Today we start learning about Least Common Multiple.

The Least Common Multiple is the least quantity that will exactly contain two or more other quanities. This means you can divide the least common multiple by any of the other quanities and there will be no remainder.

DoodleOne gives examples of 2, 3, and 6 that have a least common multiple of 6. You find it by multiplying together all the primes in all the quanities.

The best way to keep track is in a table.

Example:

So the least common multiple of ax, bx, and abc look like

prime              first quantity              second quantity              third quantity

ax              bx              abc

a              factor this out where you can and you get…

x              bx              bc

x              factor this out where you can and you get…

1              b              bc

b              factor this out where you can and you get…

1              1              c

c              factor this out where you can and you get…

1              1              1

now you have the first column with all the primes.

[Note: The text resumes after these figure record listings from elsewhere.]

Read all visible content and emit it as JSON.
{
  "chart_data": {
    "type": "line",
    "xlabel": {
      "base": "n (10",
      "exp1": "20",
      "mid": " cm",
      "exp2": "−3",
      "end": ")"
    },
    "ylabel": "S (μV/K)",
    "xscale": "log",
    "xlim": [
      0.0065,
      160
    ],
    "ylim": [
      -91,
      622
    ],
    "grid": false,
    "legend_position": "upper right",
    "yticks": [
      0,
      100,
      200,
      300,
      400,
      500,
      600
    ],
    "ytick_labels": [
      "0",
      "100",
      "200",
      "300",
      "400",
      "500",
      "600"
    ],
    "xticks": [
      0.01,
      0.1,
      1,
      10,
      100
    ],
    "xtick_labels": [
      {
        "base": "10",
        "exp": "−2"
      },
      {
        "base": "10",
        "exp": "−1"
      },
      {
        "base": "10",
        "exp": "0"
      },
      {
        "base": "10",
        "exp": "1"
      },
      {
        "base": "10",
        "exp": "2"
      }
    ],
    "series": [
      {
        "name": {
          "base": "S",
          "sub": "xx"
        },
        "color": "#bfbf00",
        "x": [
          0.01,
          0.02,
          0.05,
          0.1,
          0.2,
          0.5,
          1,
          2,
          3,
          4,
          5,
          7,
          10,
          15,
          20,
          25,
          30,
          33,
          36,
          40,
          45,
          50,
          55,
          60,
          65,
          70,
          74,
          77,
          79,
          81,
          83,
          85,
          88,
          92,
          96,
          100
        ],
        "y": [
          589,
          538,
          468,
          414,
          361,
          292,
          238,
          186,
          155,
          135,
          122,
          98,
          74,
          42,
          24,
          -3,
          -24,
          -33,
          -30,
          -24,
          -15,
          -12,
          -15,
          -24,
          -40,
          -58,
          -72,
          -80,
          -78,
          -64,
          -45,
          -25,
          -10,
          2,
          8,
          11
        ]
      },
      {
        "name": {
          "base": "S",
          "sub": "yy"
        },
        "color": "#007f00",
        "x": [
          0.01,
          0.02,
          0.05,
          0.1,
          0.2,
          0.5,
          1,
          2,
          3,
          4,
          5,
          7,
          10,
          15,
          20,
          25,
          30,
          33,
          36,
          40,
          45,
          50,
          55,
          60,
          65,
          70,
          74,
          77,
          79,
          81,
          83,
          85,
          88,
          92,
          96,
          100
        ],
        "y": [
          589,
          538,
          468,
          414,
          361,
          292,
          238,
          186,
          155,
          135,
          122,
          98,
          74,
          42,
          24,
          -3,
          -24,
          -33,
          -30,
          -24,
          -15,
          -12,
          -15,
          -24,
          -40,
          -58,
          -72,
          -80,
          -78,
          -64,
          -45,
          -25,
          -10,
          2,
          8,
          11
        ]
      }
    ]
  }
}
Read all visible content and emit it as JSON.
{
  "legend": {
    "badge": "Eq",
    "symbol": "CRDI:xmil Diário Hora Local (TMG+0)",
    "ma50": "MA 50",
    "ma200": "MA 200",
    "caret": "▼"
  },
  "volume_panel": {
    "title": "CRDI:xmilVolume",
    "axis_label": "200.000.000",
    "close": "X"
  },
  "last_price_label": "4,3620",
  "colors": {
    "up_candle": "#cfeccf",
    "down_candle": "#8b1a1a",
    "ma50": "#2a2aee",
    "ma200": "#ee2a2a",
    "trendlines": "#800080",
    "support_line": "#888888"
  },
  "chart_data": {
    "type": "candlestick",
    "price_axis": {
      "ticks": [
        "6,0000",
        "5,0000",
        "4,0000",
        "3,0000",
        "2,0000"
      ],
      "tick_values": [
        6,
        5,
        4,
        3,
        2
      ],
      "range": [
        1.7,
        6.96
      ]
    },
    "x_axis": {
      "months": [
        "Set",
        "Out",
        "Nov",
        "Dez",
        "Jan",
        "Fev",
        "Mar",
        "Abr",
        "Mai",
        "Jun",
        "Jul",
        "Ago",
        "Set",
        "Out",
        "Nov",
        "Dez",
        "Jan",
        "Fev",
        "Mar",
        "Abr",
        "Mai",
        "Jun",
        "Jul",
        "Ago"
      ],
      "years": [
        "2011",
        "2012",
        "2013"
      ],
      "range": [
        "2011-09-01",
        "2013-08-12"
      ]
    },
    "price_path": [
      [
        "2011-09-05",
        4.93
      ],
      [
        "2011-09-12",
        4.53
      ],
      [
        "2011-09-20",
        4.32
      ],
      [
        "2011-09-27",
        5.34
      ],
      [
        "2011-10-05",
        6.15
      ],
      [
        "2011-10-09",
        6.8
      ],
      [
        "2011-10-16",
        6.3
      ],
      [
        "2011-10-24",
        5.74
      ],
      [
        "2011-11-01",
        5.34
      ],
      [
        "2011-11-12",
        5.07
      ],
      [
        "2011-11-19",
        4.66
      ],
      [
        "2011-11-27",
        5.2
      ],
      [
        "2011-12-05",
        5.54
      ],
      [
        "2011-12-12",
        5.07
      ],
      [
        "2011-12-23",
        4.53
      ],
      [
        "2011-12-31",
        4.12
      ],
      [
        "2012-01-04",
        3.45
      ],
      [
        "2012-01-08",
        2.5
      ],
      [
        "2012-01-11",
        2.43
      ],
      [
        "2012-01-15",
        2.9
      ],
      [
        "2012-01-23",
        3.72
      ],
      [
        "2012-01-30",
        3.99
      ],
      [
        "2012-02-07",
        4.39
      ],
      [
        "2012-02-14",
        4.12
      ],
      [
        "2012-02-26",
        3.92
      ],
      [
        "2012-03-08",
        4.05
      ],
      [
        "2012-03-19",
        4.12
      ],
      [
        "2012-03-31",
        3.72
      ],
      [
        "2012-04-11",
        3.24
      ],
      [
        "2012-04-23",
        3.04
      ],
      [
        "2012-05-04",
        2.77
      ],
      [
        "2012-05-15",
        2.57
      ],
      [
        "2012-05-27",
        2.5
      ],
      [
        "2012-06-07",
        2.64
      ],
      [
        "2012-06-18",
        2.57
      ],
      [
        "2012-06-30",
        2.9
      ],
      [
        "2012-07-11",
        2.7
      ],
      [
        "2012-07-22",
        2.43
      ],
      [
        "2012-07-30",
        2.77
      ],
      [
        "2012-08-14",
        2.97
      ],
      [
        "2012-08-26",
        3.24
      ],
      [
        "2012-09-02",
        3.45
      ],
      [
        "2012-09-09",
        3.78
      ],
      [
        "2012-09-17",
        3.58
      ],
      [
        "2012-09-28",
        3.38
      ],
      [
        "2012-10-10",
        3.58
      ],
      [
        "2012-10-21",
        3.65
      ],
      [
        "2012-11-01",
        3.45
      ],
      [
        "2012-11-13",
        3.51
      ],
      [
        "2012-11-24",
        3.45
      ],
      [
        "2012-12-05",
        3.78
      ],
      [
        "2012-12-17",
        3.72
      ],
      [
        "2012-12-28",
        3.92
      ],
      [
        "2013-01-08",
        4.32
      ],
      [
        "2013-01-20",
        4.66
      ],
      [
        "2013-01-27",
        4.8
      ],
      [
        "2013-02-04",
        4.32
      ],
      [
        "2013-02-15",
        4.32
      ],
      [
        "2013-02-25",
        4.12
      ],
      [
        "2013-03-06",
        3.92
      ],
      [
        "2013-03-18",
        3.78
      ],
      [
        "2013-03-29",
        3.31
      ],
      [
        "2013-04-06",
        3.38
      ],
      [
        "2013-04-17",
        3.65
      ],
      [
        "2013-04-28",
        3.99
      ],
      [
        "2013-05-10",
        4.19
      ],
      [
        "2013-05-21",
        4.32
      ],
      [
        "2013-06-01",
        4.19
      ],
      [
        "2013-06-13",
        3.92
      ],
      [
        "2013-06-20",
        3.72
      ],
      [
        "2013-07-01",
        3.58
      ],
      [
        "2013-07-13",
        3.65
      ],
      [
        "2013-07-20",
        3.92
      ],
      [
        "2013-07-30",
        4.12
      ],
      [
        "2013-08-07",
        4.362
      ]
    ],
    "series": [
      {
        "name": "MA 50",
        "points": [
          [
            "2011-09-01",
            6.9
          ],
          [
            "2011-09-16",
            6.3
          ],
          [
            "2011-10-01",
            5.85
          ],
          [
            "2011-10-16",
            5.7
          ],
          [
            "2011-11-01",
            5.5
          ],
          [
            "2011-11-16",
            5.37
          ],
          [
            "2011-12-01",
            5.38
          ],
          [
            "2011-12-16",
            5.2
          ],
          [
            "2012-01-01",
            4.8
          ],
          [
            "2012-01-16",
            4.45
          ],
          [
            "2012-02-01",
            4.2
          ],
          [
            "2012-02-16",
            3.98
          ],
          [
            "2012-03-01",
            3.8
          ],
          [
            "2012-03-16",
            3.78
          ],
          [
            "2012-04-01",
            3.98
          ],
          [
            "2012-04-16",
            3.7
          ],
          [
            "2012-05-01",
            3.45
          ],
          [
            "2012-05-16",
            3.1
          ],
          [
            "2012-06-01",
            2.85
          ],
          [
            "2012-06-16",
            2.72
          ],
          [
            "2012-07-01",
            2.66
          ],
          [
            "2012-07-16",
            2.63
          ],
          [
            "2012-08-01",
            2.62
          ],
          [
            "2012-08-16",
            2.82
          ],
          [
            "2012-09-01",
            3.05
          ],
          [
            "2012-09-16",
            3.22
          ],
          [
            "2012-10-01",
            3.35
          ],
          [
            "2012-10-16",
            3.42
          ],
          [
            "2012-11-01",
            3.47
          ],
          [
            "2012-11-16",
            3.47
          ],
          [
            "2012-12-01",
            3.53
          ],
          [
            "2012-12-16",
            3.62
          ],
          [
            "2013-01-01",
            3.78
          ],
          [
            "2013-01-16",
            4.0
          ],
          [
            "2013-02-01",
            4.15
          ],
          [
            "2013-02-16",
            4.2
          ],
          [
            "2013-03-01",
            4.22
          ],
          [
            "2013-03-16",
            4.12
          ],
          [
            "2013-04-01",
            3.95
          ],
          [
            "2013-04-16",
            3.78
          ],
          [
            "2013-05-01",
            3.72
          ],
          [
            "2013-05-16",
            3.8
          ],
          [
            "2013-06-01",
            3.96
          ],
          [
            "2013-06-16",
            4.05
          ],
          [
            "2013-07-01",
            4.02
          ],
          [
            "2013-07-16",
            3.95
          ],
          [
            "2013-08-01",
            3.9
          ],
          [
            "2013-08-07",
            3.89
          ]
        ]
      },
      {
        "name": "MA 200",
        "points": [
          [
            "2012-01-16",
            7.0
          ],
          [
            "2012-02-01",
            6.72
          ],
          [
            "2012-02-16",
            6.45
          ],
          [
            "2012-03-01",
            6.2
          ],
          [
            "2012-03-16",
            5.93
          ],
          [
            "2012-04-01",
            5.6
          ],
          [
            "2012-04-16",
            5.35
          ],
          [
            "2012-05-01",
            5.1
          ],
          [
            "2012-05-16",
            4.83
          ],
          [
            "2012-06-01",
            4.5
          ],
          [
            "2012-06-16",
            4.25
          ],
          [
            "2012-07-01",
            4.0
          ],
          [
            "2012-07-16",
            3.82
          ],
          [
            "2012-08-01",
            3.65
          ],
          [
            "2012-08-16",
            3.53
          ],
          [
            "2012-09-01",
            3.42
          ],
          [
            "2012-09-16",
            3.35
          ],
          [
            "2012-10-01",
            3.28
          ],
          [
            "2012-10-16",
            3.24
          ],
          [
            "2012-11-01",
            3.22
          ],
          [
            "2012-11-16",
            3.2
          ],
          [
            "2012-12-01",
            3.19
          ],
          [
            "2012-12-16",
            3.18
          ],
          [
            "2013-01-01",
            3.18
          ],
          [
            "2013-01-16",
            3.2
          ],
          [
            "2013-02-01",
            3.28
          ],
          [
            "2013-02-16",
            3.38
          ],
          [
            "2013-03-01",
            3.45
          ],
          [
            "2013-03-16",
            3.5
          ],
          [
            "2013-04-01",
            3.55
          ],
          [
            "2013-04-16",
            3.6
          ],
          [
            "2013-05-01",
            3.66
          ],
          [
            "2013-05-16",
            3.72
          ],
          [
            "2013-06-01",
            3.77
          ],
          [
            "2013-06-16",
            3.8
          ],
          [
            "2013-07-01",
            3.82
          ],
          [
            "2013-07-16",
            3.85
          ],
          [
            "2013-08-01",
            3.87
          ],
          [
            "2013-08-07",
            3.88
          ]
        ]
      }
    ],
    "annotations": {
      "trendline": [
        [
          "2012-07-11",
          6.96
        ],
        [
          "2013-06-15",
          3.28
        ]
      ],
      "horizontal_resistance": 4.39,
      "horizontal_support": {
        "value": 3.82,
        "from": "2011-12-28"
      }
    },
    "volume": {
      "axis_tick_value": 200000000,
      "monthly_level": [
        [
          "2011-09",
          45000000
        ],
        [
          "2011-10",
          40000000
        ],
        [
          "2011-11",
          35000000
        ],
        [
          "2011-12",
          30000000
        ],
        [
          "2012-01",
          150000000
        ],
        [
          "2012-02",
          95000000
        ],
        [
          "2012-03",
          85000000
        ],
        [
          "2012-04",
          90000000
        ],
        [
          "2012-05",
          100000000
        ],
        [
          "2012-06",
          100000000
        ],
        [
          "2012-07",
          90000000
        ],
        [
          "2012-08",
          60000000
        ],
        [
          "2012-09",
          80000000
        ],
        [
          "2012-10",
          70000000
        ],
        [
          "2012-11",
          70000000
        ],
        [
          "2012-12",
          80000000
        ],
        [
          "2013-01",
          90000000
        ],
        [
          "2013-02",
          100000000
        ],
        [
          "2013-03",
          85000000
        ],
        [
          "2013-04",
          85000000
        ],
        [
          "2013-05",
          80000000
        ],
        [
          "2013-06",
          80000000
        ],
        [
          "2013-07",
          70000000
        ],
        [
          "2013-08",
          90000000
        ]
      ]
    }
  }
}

The Least Common Multiple is all those primes multiplied together: axbc.

1.

prime              first quantity              second quantity              third quantity

$4a^2$              $3a^3x$              $6ax^2y^3$

3              factor this out where you can and you get…

$4a^2$              $a^3x$              $2ax^2y^3$

2              factor this out where you can and you get…

$2a^2$              $a^3x$              $ax^2y^3$

2              factor this out where you can and you get…

$a^2$              $a^3x$              $ax^2y^3$

a              factor this out where you can and you get…

$a$              $a^2x$              $x^2y^3$

a              factor this out where you can and you get…

$1$              $ax$              $x^2y^3$

a              factor this out where you can and you get…

$1$              $x$              $x^2y^3$

x              factor this out where you can and you get…

$1$              $1$              $xy^3$

x              factor this out where you can and you get…

$1$              $1$              $y^3$

y              factor this out where you can and you get…

$1$              $1$              $y^2$

y              factor this out where you can and you get…

$1$              $1$              $y$

y              factor this out where you can and you get…

$1$              $1$              $1$

So the Least Common Multiple is $3*2*2*a*a*a*x*x*y*y*y=12a^3x^2y^3$

2. $2*2*2*3*a*a*a*x*x*x*x*y*y=24a^3x^4y^2$

3. $2*2*3*3*c*c*c*n*n*n*n*x*x*x*z=36c^3n^4x^3z$

4. $2*3*3*5*c*x*x*x*z*z*z*z=60cx^3z^4$